Re: [PATCH v2] KVM: irqfd: fix deadlock by moving synchronize_srcu out of resampler_lock

From: Sonam Sanju

Date: Wed Apr 01 2026 - 10:38:37 EST

From: Sonam Sanju <sonam.sanju@xxxxxxxxx>

On Wed, Apr 01, 2026 at 05:34:58PM +0800, Kunwu Chan wrote:
> Building on the discussion so far, it would be helpful from the SRCU
> side to gather a bit more evidence to classify the issue.
>
> Calling synchronize_srcu_expedited() while holding a mutex is generally
> valid, so the observed behavior may be workload-dependent.

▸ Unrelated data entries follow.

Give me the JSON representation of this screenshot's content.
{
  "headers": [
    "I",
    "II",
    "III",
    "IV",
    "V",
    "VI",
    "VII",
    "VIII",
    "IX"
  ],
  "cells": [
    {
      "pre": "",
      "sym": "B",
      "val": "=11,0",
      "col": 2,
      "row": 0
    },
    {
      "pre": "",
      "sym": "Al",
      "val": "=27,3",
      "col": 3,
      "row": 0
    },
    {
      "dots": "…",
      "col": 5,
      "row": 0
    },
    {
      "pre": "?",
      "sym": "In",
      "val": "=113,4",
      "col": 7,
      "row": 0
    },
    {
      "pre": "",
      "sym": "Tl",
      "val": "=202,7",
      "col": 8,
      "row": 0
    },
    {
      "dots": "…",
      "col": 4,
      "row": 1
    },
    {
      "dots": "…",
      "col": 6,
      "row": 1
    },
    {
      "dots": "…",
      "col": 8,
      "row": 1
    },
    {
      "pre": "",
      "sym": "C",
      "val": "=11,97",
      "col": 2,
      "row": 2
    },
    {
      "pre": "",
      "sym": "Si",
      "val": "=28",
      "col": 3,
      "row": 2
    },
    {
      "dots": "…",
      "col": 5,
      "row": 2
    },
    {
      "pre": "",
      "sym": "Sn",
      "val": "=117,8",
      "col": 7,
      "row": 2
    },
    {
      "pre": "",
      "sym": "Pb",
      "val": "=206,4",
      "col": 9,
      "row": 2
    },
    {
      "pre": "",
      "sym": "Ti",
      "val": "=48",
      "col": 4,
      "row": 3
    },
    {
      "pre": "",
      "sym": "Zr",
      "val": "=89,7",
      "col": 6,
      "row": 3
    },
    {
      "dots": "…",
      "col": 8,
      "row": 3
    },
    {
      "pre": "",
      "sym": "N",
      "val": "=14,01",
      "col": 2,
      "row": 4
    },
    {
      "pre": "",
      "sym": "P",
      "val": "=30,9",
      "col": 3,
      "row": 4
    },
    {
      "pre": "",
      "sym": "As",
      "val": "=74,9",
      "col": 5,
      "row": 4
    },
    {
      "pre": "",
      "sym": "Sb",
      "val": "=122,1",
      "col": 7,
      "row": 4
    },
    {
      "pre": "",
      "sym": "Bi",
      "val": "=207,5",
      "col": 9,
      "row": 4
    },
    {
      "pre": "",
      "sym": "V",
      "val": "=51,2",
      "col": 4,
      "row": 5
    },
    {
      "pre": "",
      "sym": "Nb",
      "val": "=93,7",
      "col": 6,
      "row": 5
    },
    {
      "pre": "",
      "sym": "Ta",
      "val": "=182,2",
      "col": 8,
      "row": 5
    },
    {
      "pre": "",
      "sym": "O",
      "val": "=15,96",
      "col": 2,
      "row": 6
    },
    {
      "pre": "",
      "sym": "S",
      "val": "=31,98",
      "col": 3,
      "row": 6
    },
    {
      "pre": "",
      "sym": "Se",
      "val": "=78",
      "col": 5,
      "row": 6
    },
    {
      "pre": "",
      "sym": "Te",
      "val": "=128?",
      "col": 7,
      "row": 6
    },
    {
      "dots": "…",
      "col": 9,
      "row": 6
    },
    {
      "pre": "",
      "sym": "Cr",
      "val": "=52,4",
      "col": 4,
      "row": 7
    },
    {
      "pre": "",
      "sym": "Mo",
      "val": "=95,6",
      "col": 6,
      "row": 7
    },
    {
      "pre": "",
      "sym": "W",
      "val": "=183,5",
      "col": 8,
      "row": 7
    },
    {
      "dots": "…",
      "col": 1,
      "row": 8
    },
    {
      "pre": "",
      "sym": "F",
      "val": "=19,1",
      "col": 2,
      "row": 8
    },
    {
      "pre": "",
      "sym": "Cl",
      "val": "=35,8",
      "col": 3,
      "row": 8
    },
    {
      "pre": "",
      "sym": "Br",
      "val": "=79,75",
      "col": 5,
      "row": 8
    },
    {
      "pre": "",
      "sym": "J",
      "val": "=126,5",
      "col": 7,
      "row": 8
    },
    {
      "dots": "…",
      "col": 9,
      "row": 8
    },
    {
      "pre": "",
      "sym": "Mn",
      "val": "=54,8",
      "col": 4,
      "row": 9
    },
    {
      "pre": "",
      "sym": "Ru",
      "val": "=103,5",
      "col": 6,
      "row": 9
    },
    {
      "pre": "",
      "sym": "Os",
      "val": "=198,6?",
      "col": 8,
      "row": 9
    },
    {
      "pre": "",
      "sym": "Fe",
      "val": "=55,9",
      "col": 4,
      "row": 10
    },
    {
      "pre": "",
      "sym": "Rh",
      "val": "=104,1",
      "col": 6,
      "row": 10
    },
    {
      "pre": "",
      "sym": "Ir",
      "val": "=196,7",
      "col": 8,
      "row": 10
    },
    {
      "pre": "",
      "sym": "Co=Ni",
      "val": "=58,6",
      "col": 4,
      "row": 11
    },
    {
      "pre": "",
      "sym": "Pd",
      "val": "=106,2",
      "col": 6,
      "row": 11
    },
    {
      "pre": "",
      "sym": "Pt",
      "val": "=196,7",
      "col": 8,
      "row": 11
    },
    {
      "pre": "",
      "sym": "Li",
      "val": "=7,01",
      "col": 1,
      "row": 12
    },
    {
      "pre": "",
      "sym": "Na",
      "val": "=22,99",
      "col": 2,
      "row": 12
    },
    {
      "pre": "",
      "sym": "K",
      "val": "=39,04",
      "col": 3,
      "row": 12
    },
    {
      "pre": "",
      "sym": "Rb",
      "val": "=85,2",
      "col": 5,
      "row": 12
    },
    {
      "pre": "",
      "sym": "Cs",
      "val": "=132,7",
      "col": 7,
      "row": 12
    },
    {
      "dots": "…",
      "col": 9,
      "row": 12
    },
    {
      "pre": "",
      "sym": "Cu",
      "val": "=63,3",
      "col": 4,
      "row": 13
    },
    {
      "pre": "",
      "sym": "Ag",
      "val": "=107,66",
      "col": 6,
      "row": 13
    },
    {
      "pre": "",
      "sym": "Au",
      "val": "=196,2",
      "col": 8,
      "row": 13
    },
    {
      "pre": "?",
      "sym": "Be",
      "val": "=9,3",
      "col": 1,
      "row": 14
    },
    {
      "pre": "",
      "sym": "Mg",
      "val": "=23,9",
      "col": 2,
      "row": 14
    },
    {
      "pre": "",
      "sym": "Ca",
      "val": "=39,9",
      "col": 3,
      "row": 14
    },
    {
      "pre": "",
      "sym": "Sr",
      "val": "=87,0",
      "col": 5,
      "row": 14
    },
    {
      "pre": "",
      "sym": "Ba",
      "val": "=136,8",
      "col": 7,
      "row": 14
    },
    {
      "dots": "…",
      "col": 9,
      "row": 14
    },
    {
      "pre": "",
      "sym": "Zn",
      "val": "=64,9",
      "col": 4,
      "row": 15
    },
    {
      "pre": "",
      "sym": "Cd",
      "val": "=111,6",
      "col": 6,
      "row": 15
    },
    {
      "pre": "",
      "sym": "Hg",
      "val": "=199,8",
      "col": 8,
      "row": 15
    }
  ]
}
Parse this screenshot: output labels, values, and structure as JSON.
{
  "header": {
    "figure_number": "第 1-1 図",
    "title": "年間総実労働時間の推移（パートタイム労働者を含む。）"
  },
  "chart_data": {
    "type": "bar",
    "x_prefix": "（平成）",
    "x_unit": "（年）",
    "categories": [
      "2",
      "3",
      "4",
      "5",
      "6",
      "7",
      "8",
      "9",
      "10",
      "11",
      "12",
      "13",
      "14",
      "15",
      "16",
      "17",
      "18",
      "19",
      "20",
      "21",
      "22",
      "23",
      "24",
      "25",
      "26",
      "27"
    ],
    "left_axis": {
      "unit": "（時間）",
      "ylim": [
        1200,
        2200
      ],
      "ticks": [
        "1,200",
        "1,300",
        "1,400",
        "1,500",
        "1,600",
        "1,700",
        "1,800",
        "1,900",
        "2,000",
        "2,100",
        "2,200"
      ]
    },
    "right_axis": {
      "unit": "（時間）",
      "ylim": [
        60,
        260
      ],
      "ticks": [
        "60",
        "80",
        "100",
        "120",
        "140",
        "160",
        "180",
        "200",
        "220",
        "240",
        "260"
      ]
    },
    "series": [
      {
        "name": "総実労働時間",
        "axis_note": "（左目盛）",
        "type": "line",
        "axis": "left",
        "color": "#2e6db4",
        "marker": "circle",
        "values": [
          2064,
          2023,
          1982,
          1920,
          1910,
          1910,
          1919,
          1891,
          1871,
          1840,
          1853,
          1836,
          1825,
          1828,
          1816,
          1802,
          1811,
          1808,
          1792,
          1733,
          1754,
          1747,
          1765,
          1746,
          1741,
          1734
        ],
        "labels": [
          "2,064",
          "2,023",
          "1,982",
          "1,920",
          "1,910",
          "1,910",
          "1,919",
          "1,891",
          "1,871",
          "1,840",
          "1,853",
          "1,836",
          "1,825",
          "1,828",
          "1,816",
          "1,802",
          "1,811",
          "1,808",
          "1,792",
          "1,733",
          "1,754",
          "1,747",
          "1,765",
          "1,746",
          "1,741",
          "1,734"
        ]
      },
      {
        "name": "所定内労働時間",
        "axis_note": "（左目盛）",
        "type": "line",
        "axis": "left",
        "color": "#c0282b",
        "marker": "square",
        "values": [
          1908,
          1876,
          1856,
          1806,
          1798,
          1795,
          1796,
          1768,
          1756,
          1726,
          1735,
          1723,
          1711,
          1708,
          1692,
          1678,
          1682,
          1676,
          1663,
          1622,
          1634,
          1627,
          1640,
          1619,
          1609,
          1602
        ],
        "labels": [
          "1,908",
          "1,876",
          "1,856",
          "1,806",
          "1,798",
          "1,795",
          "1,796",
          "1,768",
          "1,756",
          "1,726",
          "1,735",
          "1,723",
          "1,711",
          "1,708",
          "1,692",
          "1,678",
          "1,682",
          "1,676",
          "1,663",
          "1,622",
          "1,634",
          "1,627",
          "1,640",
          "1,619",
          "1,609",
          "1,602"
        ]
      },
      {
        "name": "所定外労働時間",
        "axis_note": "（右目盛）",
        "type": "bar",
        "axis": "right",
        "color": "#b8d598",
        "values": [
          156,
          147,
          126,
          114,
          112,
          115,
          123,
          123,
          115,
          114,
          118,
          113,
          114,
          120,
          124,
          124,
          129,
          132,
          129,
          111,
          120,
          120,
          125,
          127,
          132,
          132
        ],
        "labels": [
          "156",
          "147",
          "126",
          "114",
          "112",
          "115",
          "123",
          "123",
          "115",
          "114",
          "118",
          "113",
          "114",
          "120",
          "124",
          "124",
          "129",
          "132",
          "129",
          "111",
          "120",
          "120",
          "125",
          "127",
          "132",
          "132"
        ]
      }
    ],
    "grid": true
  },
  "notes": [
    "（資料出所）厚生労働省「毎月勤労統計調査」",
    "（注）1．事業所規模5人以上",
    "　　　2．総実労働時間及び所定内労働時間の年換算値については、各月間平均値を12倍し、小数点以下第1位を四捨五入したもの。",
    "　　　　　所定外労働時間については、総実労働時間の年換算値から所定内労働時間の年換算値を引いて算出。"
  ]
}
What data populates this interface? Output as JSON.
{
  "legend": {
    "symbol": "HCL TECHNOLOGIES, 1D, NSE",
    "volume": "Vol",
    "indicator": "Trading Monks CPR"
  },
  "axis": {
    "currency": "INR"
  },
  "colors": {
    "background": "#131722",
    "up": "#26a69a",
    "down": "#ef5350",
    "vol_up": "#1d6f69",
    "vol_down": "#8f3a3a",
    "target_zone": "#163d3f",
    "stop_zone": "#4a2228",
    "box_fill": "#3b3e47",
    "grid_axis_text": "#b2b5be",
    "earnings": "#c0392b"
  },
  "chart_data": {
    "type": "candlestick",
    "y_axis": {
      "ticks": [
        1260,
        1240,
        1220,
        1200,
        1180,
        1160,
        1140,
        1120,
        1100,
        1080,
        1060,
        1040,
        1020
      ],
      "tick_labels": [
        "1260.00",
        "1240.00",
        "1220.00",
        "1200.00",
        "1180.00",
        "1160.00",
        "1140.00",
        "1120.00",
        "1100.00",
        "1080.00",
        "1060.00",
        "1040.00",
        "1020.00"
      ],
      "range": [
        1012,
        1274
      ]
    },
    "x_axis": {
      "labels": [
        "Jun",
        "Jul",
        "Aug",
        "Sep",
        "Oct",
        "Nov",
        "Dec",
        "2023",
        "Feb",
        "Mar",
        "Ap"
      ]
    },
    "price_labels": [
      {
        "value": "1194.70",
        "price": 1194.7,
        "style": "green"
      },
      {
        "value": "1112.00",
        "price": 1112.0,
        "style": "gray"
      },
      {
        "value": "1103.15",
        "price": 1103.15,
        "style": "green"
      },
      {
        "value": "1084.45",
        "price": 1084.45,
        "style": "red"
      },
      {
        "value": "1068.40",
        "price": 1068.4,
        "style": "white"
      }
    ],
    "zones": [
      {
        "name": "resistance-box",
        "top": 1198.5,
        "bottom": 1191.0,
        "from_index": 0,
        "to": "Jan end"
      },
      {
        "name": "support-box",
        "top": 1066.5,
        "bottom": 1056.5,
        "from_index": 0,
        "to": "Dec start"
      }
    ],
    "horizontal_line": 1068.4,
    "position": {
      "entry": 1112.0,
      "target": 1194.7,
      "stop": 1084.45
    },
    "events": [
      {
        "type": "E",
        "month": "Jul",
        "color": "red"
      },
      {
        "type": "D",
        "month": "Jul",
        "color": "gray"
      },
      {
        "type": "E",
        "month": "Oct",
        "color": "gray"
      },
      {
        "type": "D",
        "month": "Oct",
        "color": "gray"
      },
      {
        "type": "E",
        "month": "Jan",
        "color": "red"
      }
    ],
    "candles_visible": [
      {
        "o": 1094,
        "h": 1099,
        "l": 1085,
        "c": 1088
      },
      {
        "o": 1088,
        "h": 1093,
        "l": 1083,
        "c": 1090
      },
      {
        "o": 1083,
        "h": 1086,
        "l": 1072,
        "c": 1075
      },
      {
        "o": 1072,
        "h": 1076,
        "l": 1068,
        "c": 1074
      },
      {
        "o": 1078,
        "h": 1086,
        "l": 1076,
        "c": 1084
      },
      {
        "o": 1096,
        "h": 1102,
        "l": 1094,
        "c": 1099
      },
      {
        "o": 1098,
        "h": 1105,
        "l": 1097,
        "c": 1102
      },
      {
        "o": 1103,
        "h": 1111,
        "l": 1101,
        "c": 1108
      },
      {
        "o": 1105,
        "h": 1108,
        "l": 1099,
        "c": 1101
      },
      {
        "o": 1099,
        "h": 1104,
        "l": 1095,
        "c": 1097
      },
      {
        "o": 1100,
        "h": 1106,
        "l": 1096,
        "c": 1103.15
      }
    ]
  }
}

> The reported deadlock seems to rely on the assumption that SRCU grace
> period progress is indirectly blocked by irqfd workqueue saturation.
> It would be good to confirm whether that assumption actually holds.

I went back through our logs from two independent crash instances and
can now provide data for each of your questions.

> 1) Are SRCU GP kthreads/workers still making forward progress when
> the system is stuck?

No. In both crash instances, process_srcu work items remain permanently
"pending" (never "in-flight") throughout the entire hang.

Instance 1 â?? kernel 6.18.8, pool 14 (cpus=3):

[ 62.712760] workqueue rcu_gp: flags=0x108
[ 62.717801] pwq 14: cpus=3 node=0 flags=0x0 nice=0 active=2 refcnt=3
[ 62.717801] pending: 2*process_srcu

[ 187.735092] workqueue rcu_gp: flags=0x108 (125 seconds later)
[ 187.735093] pwq 14: cpus=3 node=0 flags=0x0 nice=0 active=2 refcnt=3
[ 187.735093] pending: 2*process_srcu (still pending)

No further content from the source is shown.